After each round, I got better weapons. I used a shotgun, which I had to fire with two hands, with one holding the barrel and another pulling the trigger — just like a normal shotgun. Then I leveled up to get a grenade, health, assault rifle, sniper rifle and finally a gatling gun. I had a pocket of space in the Room Scale space where I could stand my ground. But I still had to move around a lot to get a shot. Sometimes the enemies charged right into my space and I had to take them down with a shotgun. The enemies came from most directions, though fortunately, they didn’t come from behind me.

I’m sure I looked silly to those watching me move around, and Palm snapped pictures of me doing that. But all of that movement made me all sweaty, and I left a lot of moisture all of the company’s nice Quest Pro headset. It was a very different kind of experience, kind of like a cross between Time Crisis, Pistol Whip, laser tag and Super Hot.

Spatial Ops is under development at Resolution Games.

The glass wall of the studio was a barrier between myself and the space where the enemies hid behind cover. But they occasionally charged into the building and my space in close combat.

“The glass wall is a portal wall between the real-world environment and furniture and things you can hide behind,” Palm said.

The game will have both single-player battles where you can fight waves of enemies, and then a co-op version where multiple players can play in the same space concurrently.

Palm said it isn’t nearly ready for release, but he was excited to show the innovations with the technology, including a part that the company is patenting related to mixed reality. In the co-op play, you will need a large space to play in to be able to do it safely with a lot of players.

“There are so many things you can do with mixed reality in your living room,” Palm said.

You can set up a Guardian to protect yourself from running into walls or furniture, and you can also play it in stationary mode. But it’s best if you can create a space where you can hide behind objects, Palm said.

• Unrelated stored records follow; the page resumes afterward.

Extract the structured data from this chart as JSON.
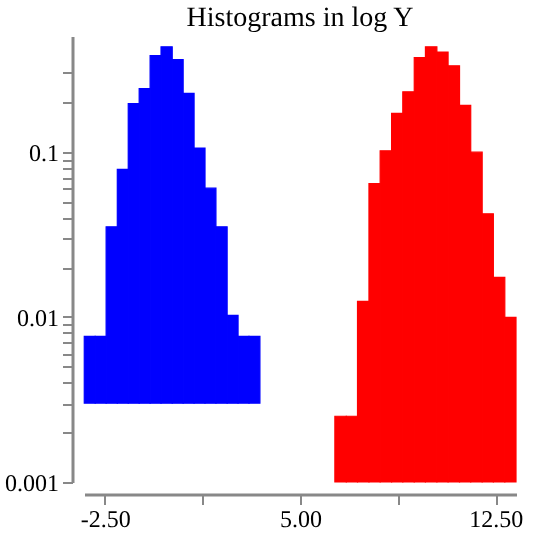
{
  "chart_data": {
    "type": "histogram",
    "title": "Histograms in log Y",
    "log": true,
    "grid": false,
    "bins": [
      -3.29,
      -2.87,
      -2.45,
      -2.02,
      -1.6,
      -1.18,
      -0.76,
      -0.34,
      0.09,
      0.51,
      0.93,
      1.35,
      1.77,
      2.2,
      2.62,
      3.04,
      3.46,
      6.34,
      6.78,
      7.21,
      7.65,
      8.08,
      8.52,
      8.95,
      9.39,
      9.82,
      10.26,
      10.69,
      11.13,
      11.56,
      12.0,
      12.43,
      12.87,
      13.3
    ],
    "values": [
      0.0046,
      0.0046,
      0.032,
      0.075,
      0.192,
      0.237,
      0.377,
      0.427,
      0.357,
      0.222,
      0.102,
      0.057,
      0.032,
      0.0072,
      0.0046,
      0.0046,
      null,
      0.0015,
      0.0015,
      0.0114,
      0.063,
      0.1,
      0.169,
      0.229,
      0.369,
      0.429,
      0.399,
      0.329,
      0.189,
      0.098,
      0.041,
      0.0163,
      0.0089
    ],
    "base": [
      0.003,
      0.003,
      0.003,
      0.003,
      0.003,
      0.003,
      0.003,
      0.003,
      0.003,
      0.003,
      0.003,
      0.003,
      0.003,
      0.003,
      0.003,
      0.003,
      null,
      0.001,
      0.001,
      0.001,
      0.001,
      0.001,
      0.001,
      0.001,
      0.001,
      0.001,
      0.001,
      0.001,
      0.001,
      0.001,
      0.001,
      0.001,
      0.001
    ],
    "colors": [
      "#0000ff",
      "#0000ff",
      "#0000ff",
      "#0000ff",
      "#0000ff",
      "#0000ff",
      "#0000ff",
      "#0000ff",
      "#0000ff",
      "#0000ff",
      "#0000ff",
      "#0000ff",
      "#0000ff",
      "#0000ff",
      "#0000ff",
      "#0000ff",
      null,
      "#ff0000",
      "#ff0000",
      "#ff0000",
      "#ff0000",
      "#ff0000",
      "#ff0000",
      "#ff0000",
      "#ff0000",
      "#ff0000",
      "#ff0000",
      "#ff0000",
      "#ff0000",
      "#ff0000",
      "#ff0000",
      "#ff0000",
      "#ff0000"
    ],
    "xlim": [
      -3.3,
      13.3
    ],
    "xticks": [
      {
        "value": -2.5,
        "label": "-2.50"
      },
      {
        "value": 1.25,
        "label": null
      },
      {
        "value": 5,
        "label": "5.00"
      },
      {
        "value": 8.75,
        "label": null
      },
      {
        "value": 12.5,
        "label": "12.50"
      }
    ],
    "ylim": [
      0.001,
      0.5
    ],
    "yticks": [
      0.001,
      {
        "value": 0.002,
        "label": null
      },
      {
        "value": 0.003,
        "label": null
      },
      {
        "value": 0.004,
        "label": null
      },
      {
        "value": 0.005,
        "label": null
      },
      {
        "value": 0.006,
        "label": null
      },
      {
        "value": 0.007,
        "label": null
      },
      {
        "value": 0.008,
        "label": null
      },
      {
        "value": 0.009,
        "label": null
      },
      0.01,
      {
        "value": 0.02,
        "label": null
      },
      {
        "value": 0.03,
        "label": null
      },
      {
        "value": 0.04,
        "label": null
      },
      {
        "value": 0.05,
        "label": null
      },
      {
        "value": 0.06,
        "label": null
      },
      {
        "value": 0.07,
        "label": null
      },
      {
        "value": 0.08,
        "label": null
      },
      {
        "value": 0.09,
        "label": null
      },
      0.1,
      {
        "value": 0.2,
        "label": null
      },
      {
        "value": 0.3,
        "label": null
      }
    ]
  }
}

In the game, you do have to make your shots count. If you are too slow at taking down one enemy, another will come at you from a different direction and take you down. You can throw ammo clips to a friend in co-op, or your friend can revive you when you are down.

The view in VR and mixed reality.

“It’s a co-op multiplayer online mixed reality experience, which we’ve never seen before,” Palm said.

The development team includes veterans like one of the creators of Battlefield 1942. While some companies that dove in early have abandoned VR, the hit makers like Resolution Games are finding good rewards. Brady said the company’s revenue has doubled since 2021, and the company has been profitable for five years. Roughly 50% of the company is focusing on mixed reality and AR passthrough tech.

“This substantiates that the XR space is definitely here to stay, we feel,” Brady said.

There were some glitches in the experience. The sniper rifle was particularly hard to aim, but for the most part I could take the enemies down. For a prototype, it was a good experience. I hope to see the game when it comes out in its final form.